Ryan’s budget repeals all of these tax increases. So these Obama tax increases would raise taxes above the long term, postwar, historical average of federal taxes that Ryan restores. But there’s more.
Obama noted in his speech that his 2012 budget already calls in addition “for limiting itemized deductions for the wealthiest 2% of Americans – a reform that would reduce the deficit by $320 billion over ten years.” This $320 billion tax increase would be above Ryan’s long term, postwar, historical average as well.
But President Obama called for raising taxes still more by denying regular deductions to these taxpayers, saying “But to reduce the deficit, I believe we should go further.” He indicates that involves another tax increase of $1 trillion beyond what was already proposed in his budget. That would further increase taxes beyond Ryan’s long term, postwar, historical average.
But Obama was still not done raising taxes. He called as well for an automatic tax increase trigger that would raise taxes still further in 2014 if “our debt is not projected to fall as a share of the economy.” Whatever happened to the principle of “No Taxation Without Representation?” With these automatic tax increases, the tax burden would grow still more beyond Ryan’s long-term historical average.
In addition, American business currently suffers virtually the highest corporate tax rate in the industrialized world at nearly 40%, counting state corporate rates on average. Even in the mostly socialist European Union, the corporate tax rate has been reduced from 38% to 24% over the last 15 years, with lower corporate tax rates from China to India to Canada as well, leaving American business uncompetitive in the world.
Yet President Obama was oblivious to this and the resulting disastrous effect on jobs and wages in his speech, devoting just one sentence to a vague, rhetorical call for “corporate tax reform.” Indeed, he proposed in his 2012 budget still more tax increases on American businesses, which are already built into the nevertheless still disastrous projections of deficits and debt in that budget.
President Obama failed to recognize in his speech Wednesday that tax policy should be driven not by who “needs” a tax cut, but by incentives for economic growth, investment, production and job creation. All of his tax increases on the so-called rich making over $200,000 a year ultimately harm working people the most, as they lose the jobs and wages they need for economic survival.
Indeed, the tsunami of tax rate increases President Obama endorsed Wednesday raise a real possibility of renewed recession in 2013, because of the powerful disincentives they would create. If that happens, revenues will go down, not up, and deficits and debt will only soar further.
Former House Speaker Newt Gingrich, a potential challenger to Obama in 2012, recognized this, calling Obama’s budget speech “a job-killer and not a serious proposal.” He added, “To propose some $2 trillion worth of tax increases in an economy such as this is to claim the Herbert Hoover award.”
With the revival of inflation President Obama’s policies are creating, real wages for working people are falling. African-Americans are suffering unemployment around 15% or above into their third year. Hispanics are suffering double-digit unemployment into their third year as well. Teenagers are being spanked under Obama with unemployment over 20% for the same period, with black teenage unemployment over 40%.

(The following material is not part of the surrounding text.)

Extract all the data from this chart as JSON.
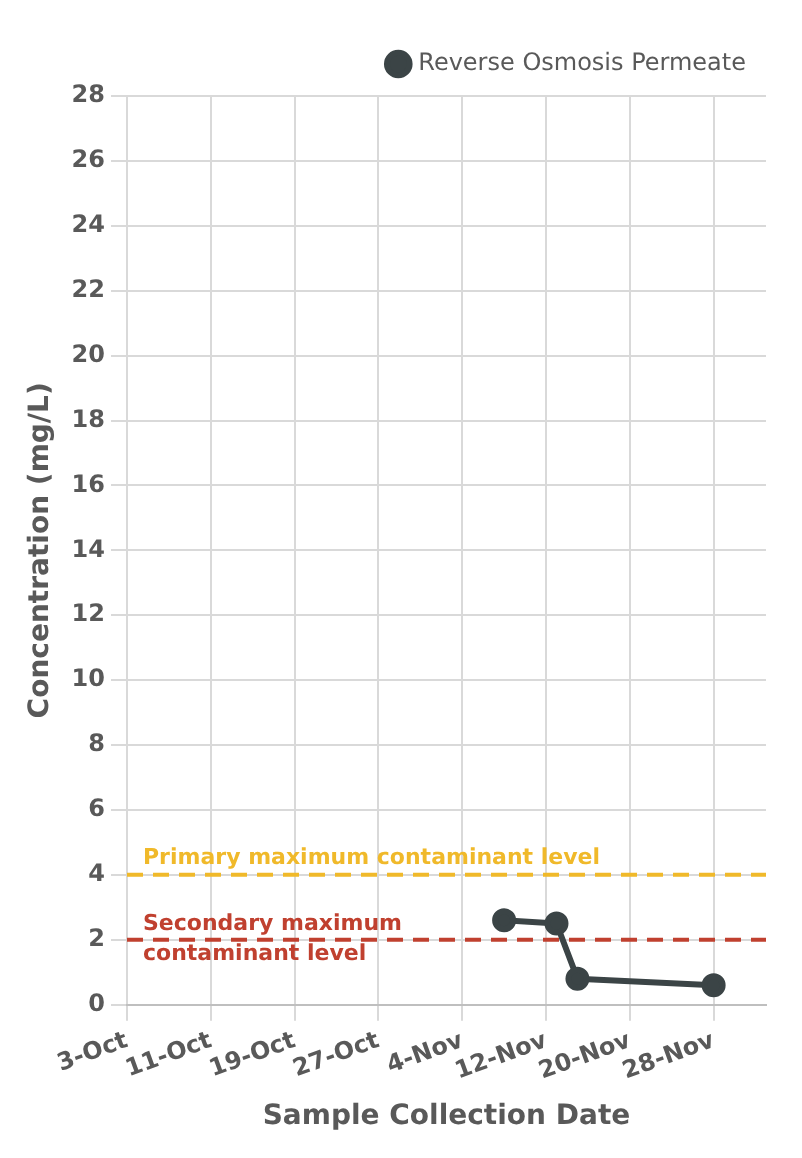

These people are suffering a Great Depression under Obama. That is why the Census Bureau reports poverty at record levels, with more Americans suffering in poverty than ever before since the Census began keeping poverty records over 50 years ago.
The tax increases President Obama proposed would mean more of the same for these victims of Obamanomics, if not worse. The voters will render their judgment on that in 2012 as well.